Don Juan Manuel fue a sentarse en un sillón:

—Algunos pasos más, y ese hombre que está muerto sobre las losas de la calle se hubiera refugiado en mi casa. Si los asesinos querían entrar, yo le hubiera defendido. Dárselo, jamás. ¡Pobre madre, vendría con todas esas mujeres que ahora hacen el planto, y llenarían la calle con sus gritos para que no lo entregase a los sicarios!

El criado se incorporó con un relincho grotesco:

—¡Jujú! Despiértese mi amo.

—No duermo, imbécil.

—Cuidé que estaba soñando.

Don Juan Manuel Montenegro reclinó la cabeza en el sillón:

—Sí, mejor es dormir. Enciende una luz y ven a descalzarme. Dejemos en paz a los vivos y a los muertos.
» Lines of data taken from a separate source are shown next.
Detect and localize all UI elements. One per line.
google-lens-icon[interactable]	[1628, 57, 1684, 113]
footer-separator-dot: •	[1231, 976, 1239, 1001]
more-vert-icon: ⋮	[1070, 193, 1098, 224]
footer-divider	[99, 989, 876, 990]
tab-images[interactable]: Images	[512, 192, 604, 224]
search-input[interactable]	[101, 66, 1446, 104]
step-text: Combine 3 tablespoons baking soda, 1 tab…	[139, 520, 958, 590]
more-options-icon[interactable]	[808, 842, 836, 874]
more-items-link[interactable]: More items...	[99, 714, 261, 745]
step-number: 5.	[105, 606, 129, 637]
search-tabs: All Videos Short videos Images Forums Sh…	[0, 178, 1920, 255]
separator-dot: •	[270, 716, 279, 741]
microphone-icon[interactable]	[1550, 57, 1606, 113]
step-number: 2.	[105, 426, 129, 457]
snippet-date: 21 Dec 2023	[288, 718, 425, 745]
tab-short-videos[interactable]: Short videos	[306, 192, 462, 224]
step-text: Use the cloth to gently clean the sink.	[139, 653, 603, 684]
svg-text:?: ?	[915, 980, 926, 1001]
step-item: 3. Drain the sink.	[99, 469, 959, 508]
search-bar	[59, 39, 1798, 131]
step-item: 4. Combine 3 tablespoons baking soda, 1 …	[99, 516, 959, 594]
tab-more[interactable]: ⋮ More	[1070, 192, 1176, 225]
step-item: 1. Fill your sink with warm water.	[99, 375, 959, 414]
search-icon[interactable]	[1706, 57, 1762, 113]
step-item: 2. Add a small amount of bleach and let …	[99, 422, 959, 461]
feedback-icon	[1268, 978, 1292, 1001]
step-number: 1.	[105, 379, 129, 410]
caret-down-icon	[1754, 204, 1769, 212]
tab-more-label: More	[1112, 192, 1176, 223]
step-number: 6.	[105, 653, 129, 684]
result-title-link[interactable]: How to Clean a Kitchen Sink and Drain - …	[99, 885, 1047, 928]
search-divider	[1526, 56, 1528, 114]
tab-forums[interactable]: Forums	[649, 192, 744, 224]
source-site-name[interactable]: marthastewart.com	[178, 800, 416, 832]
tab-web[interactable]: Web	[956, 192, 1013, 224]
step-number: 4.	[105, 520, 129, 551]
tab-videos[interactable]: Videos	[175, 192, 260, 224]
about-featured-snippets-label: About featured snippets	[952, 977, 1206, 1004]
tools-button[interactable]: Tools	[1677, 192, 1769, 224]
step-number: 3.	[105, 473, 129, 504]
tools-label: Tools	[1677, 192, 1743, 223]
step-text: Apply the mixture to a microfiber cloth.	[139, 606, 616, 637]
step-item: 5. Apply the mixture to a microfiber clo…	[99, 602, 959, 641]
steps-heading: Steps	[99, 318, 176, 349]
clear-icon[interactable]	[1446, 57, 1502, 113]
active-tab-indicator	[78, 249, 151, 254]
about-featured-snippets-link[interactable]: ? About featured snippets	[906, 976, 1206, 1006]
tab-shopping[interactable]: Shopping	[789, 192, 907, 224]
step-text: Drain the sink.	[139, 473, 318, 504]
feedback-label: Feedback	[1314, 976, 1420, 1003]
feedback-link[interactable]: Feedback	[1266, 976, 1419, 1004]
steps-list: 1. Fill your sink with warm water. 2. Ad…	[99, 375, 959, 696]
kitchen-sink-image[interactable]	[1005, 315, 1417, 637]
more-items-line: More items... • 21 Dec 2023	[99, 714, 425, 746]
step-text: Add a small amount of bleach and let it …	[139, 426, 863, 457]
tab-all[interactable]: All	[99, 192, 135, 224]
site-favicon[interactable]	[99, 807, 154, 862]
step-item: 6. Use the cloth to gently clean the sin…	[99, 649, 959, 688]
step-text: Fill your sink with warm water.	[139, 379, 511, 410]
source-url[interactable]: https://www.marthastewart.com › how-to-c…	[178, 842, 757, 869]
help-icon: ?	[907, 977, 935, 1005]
Al criado se le sentía andar a tientas, para encender la luz:

—No topo candela.

—Me acostaré alumbrado por la luna.

El criado, andando muy despacio, llegó a donde estaba su amo y arrodillóse ante el sillón.

—Venga un pie. ¡Jujú!

—Tira imbécil.

—¡Jujú!

—¡Que me arrancas la pierna!

Don Galán, dando un relincho se dejó caer de espaldas:

—¡Jujú! ¡Jujú!

El vinculero, con la cabeza echada sobre el respaldo del sillón, hablaba a solas devanando sus pensamientos, mientras el bufón le descalzaba arrodillado a sus pies:

—¡Que asesinato!… Debía levantar en armas a toda la villa… ¡Son liebres!… Estoy solo y no podré hacer nada… Pobre mozo, hubiera buscado asilo en mi casa, le hubiera defendido… Es la verdadera hidalguía, y la verdadera caridad, y la verdadera doctrina del filósofo de Judea… Comprendo la guerra por una causa tan pequeña y no la comprendo por un príncipe. Jesús de Nazaret no hizo guerra, pero dio su sangre por la redención de los humildes, cuando todos la daban por los reyes y los emperadores. El clero reza en latín para que no se enteren los siervos que labran la tierra. Ese pobre mozo merecía ser amparado… Todos hubieran venido contra mí. Claro está que me habría defendido a tiros. ¿Entonces por qué predican el amor al prójimo? Si le amo como a mí mismo, le defiendo como a mí mismo. Ese mozo, hijo de pescadores, era mi prójimo. El que está por encima de mí, puede no serlo… Yo digo que no lo es… Pero ése lo era… Tengo hartura, pues mi prójimo es el que padece hambre… Partimos el pan, partimos la capa… El que tenga tanto como yo, será mi enemigo, aun cuando no quiera… Y el que tenga más, será mi verdugo, aun cuando no quiera…

Y don Juan Manuel, paternal y rudo, despertó con el pie al bufón, que, arrodillado delante del sitial, comenzaba a roncar.